Natural infection of guinea pigs exposed to patients with highly drug-resistant tuberculosis

Abstract

A natural TB infection model using guinea pigs may provide useful information for investigating differences in transmission efficiency and establishment of active disease by clinical TB strains in a highly susceptible host under controlled environmental conditions. We sought to examine the capacity of naturally transmitted multidrug-resistant Mycobacterium tuberculosis to establish infection and produce active disease in guinea pigs. Guinea pigs were continuously exposed for 4 months to the exhaust air of a 6-bed multidrug-resistant tuberculosis inpatient hospital ward in South Africa. Serial tuberculin skin test reactions were measured to determine infection. All animals were subsequently evaluated for histologic disease progression at necropsy. Although 75% of the 362 exposed guinea pigs had positive skin test reactions [≥6 mm], only 12% had histopathologic evidence of active disease. Reversions (≥6 mm change) in skin test reactivity were seen in 22% of animals, exclusively among those with reactions of 6-13 mm. Only two of 86 guinea pigs with reversion had histological evidence of disease compared to 47% (31/66) of guinea pigs with large, non-reverting reactions. Immunosuppression of half the guinea pigs across all skin test categories did not significantly accelerate disease progression. In guinea pigs that reverted a skin test, a second positive reaction in 27 (33%) of them strongly suggested re-infection due to ongoing exposure. These results show that a large majority of guinea pigs naturally exposed to human-source strains of multidrug-resistant tuberculosis became infected, but that many resolved their infection and a large majority failed to progress to detectable disease.

Figure 1

Design and time course of study

Figure 2

Cumulative proportions of guinea pigs with positive (≥ 6 mm) TST results on each skin test.

Figure 3

Panel A (top): Histogram showing the distribution of TST induration diameters among guinea pigs on TST 2. X-axis shows induration diameters and y-axis shows number of guinea pigs. Vertical dashed line illustrates cut-point for positive TST reaction (≥ 6 mm) Panel B (bottom): Histogram showing the distribution of TST induration diameters among guinea pigs on TST 5. X-axis shows induration diameters and y-axis shows number of guinea pigs. Vertical dashed line illustrates cut-point for positive TST reaction (≥ 6 mm)

Figure 4

Examples of TST reversion in 2 guinea pigs.

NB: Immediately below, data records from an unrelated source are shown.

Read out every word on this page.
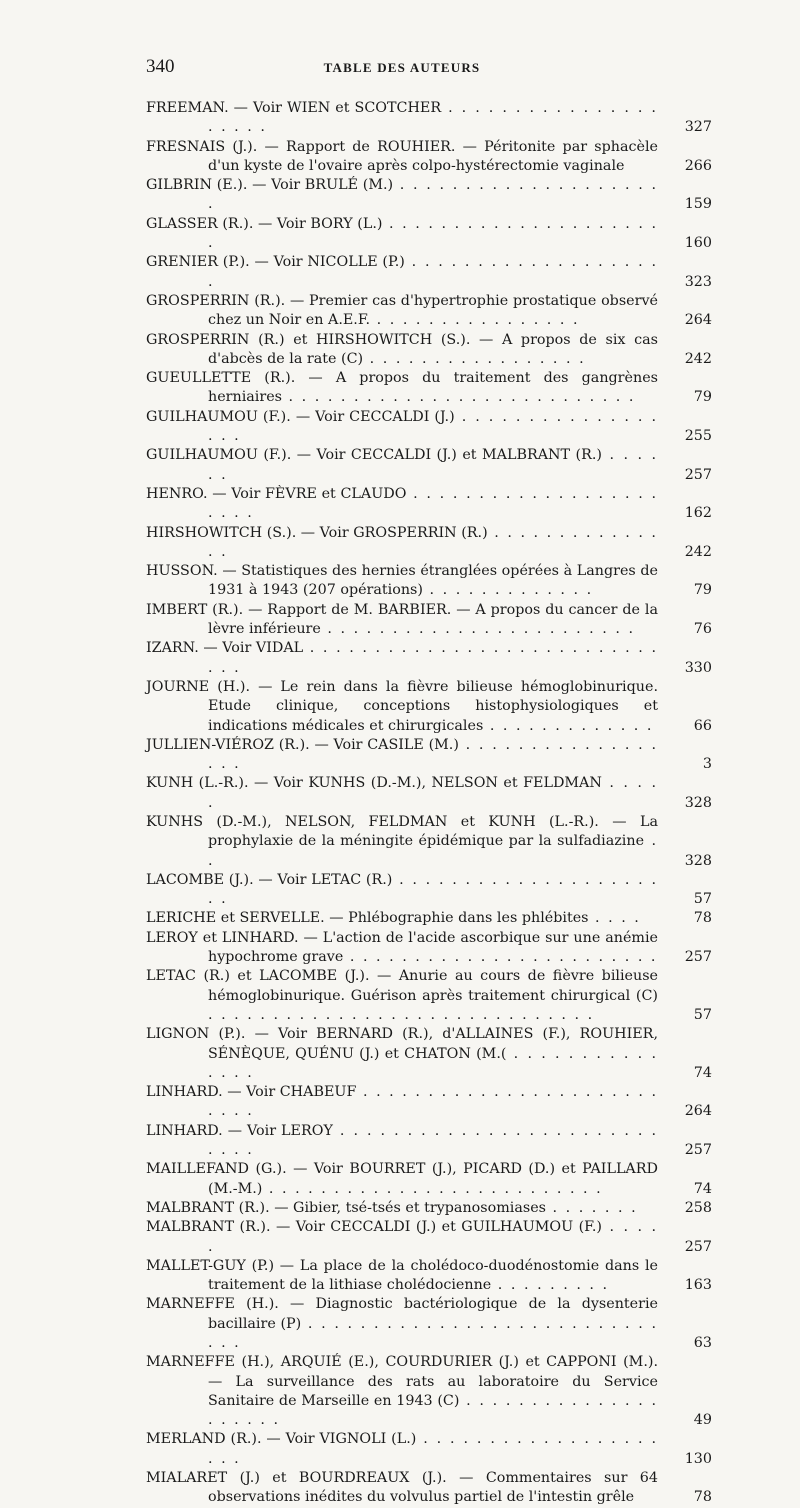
340	TABLE DES AUTEURS
FREEMAN. — Voir WIEN et SCOTCHER . . . . . . . . . . . . . . . . . . . . .	327
FRESNAIS (J.). — Rapport de ROUHIER. — Péritonite par sphacèle d'un kyste de l'ovaire après colpo-hystérectomie vaginale	266
GILBRIN (E.). — Voir BRULÉ (M.) . . . . . . . . . . . . . . . . . . . . .	159
GLASSER (R.). — Voir BORY (L.) . . . . . . . . . . . . . . . . . . . . . .	160
GRENIER (P.). — Voir NICOLLE (P.) . . . . . . . . . . . . . . . . . . . .	323
GROSPERRIN (R.). — Premier cas d'hypertrophie prostatique observé chez un Noir en A.E.F. . . . . . . . . . . . . . . . .	264
GROSPERRIN (R.) et HIRSHOWITCH (S.). — A propos de six cas d'abcès de la rate (C) . . . . . . . . . . . . . . . . .	242
GUEULLETTE (R.). — A propos du traitement des gangrènes herniaires . . . . . . . . . . . . . . . . . . . . . . . . . . .	79
GUILHAUMOU (F.). — Voir CECCALDI (J.) . . . . . . . . . . . . . . . . . .	255
GUILHAUMOU (F.). — Voir CECCALDI (J.) et MALBRANT (R.) . . . . . .	257
HENRO. — Voir FÈVRE et CLAUDO . . . . . . . . . . . . . . . . . . . . . . .	162
HIRSHOWITCH (S.). — Voir GROSPERRIN (R.) . . . . . . . . . . . . . . .	242
HUSSON. — Statistiques des hernies étranglées opérées à Langres de 1931 à 1943 (207 opérations) . . . . . . . . . . . . .	79
IMBERT (R.). — Rapport de M. BARBIER. — A propos du cancer de la lèvre inférieure . . . . . . . . . . . . . . . . . . . . . . . .	76
IZARN. — Voir VIDAL . . . . . . . . . . . . . . . . . . . . . . . . . . . . . .	330
JOURNE (H.). — Le rein dans la fièvre bilieuse hémoglobinurique. Etude clinique, conceptions histophysiologiques et indications médicales et chirurgicales . . . . . . . . . . . . .	66
JULLIEN-VIÉROZ (R.). — Voir CASILE (M.) . . . . . . . . . . . . . . . . . .	3
KUNH (L.-R.). — Voir KUNHS (D.-M.), NELSON et FELDMAN . . . . .	328
KUNHS (D.-M.), NELSON, FELDMAN et KUNH (L.-R.). — La prophylaxie de la méningite épidémique par la sulfadiazine . .	328
LACOMBE (J.). — Voir LETAC (R.) . . . . . . . . . . . . . . . . . . . . . .	57
LERICHE et SERVELLE. — Phlébographie dans les phlébites . . . .	78
LEROY et LINHARD. — L'action de l'acide ascorbique sur une anémie hypochrome grave . . . . . . . . . . . . . . . . . . . . . . . .	257
LETAC (R.) et LACOMBE (J.). — Anurie au cours de fièvre bilieuse hémoglobinurique. Guérison après traitement chirurgical (C) . . . . . . . . . . . . . . . . . . . . . . . . . . . . . .	57
LIGNON (P.). — Voir BERNARD (R.), d'ALLAINES (F.), ROUHIER, SÉNÈQUE, QUÉNU (J.) et CHATON (M.( . . . . . . . . . . . . . . .	74
LINHARD. — Voir CHABEUF . . . . . . . . . . . . . . . . . . . . . . . . . . .	264
LINHARD. — Voir LEROY . . . . . . . . . . . . . . . . . . . . . . . . . . . .	257
MAILLEFAND (G.). — Voir BOURRET (J.), PICARD (D.) et PAILLARD (M.-M.) . . . . . . . . . . . . . . . . . . . . . . . . . .	74
MALBRANT (R.). — Gibier, tsé-tsés et trypanosomiases . . . . . . .	258
MALBRANT (R.). — Voir CECCALDI (J.) et GUILHAUMOU (F.) . . . . .	257
MALLET-GUY (P.) — La place de la cholédoco-duodénostomie dans le traitement de la lithiase cholédocienne . . . . . . . . .	163
MARNEFFE (H.). — Diagnostic bactériologique de la dysenterie bacillaire (P) . . . . . . . . . . . . . . . . . . . . . . . . . . . . . .	63
MARNEFFE (H.), ARQUIÉ (E.), COURDURIER (J.) et CAPPONI (M.). — La surveillance des rats au laboratoire du Service Sanitaire de Marseille en 1943 (C) . . . . . . . . . . . . . . . . . . . . .	49
MERLAND (R.). — Voir VIGNOLI (L.) . . . . . . . . . . . . . . . . . . . . .	130
MIALARET (J.) et BOURDREAUX (J.). — Commentaires sur 64 observations inédites du volvulus partiel de l'intestin grêle	78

X axis shows time in weeks and corresponds to timing of TST 1 through 5. Y axis shows TST induration size in millimeters.

Figure 5

Disease Severity Among Guinea Pigs with Large TSTs.

Figure 6

Panel A (top left): Low magnification view of lung tissue from a guinea pig with cavity formation (1.3×, H&E). Panel B (top right): Low magnification view of lung tissue from a guinea pig with limited disease progression (4×, H&E). Panel C (bottom left): Low magnification view of mineralization within a granuloma from a guinea pig with minimal disease progression (4×, H&E). Panel D (bottom right): low magnification view of multiple granulomata seen in splenic section from a guinea pig (4×, H&E).

Figure 7

Plots of correlation between TST diameter and Disease Score, among GPs with large TSTs. Panel A (left) shows relationship in GPs that received steroids. Panel B (right) shows relationship in GPs that did not receive steroids.

Figure 8

Box plot of Disease Score Among Large Reactors on TST 5 grouped by whether GP first developed its positive TST early or late in the study. Sample means are significantly different (p<0.001).